Man charged for allegedly attempting to burn down DC Metropolitan Police station

A federal grand jury indicted a 39-year-old Washington D.C. native for allegedly threatening and attempting to burn down a Metropolitan Police Department station.

Jerritt Jeremy Pace was charged with receiving an explosive in interstate commerce, using an instrumentality of interstate commerce to threaten the use of explosives, and attempted arson, according to a release from the United States Attorney’s Office for the District of Columbia. 

Pace was arrested on May 29 after allegedly making social media posts about wanting to burn down DC Police's Fourth District Station. After the posts, he allegedly filled a laundry detergent container with gasoline, put a wick in it, and set the canister on fire in front of the station.

The container exploded and burned on the sidewalk and the station was not impacted and no one was hurt, according to the release.
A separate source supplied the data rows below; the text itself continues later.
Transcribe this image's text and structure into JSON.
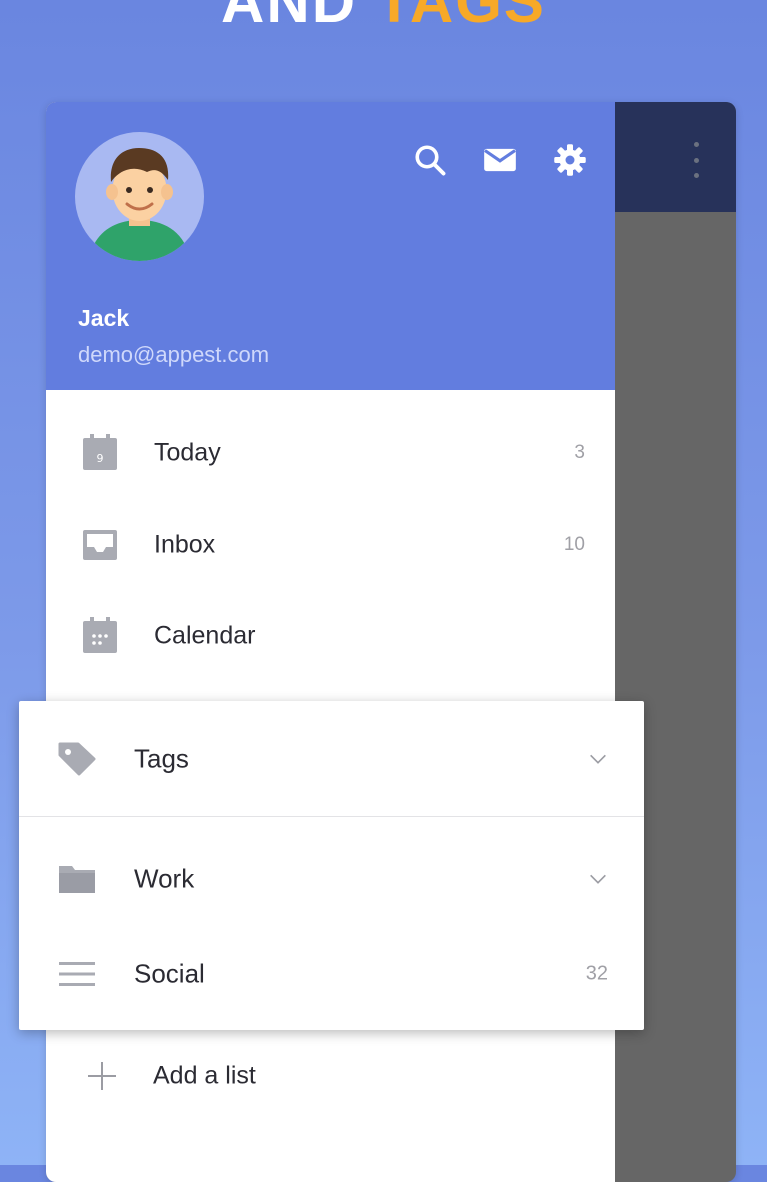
{
  "banner": {
    "word1": "AND",
    "word2": "TAGS"
  },
  "colors": {
    "drawer_header": "#627ddf",
    "app_bar": "#27325a",
    "accent": "#f7a928",
    "scrim": "#666666"
  },
  "user": {
    "name": "Jack",
    "email": "demo@appest.com"
  },
  "header_icons": [
    "search-icon",
    "mail-icon",
    "gear-icon"
  ],
  "nav": {
    "items": [
      {
        "label": "Today",
        "count": "3",
        "icon": "calendar-day-icon",
        "icon_text": "9"
      },
      {
        "label": "Inbox",
        "count": "10",
        "icon": "inbox-icon"
      },
      {
        "label": "Calendar",
        "count": "",
        "icon": "calendar-icon"
      }
    ]
  },
  "popup": {
    "tags": {
      "label": "Tags",
      "icon": "tag-icon"
    },
    "work": {
      "label": "Work",
      "icon": "folder-icon"
    },
    "social": {
      "label": "Social",
      "count": "32",
      "icon": "list-icon"
    }
  },
  "add_list": {
    "label": "Add a list",
    "icon": "plus-icon"
  }
}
If convicted, Pace faces a maximum sentence of 10 years in prison for each count, a fine up to $250,000 and three years of supervised release.

“While the United States Attorney’s Office for the District of Columbia acknowledges the First Amendment right of individuals to protest peacefully, conduct that poses a grave risk to law enforcement, peaceful protesters and community members alike will be prosecuted,” Acting U.S. Attorney Michael R. Sherwin said in the release.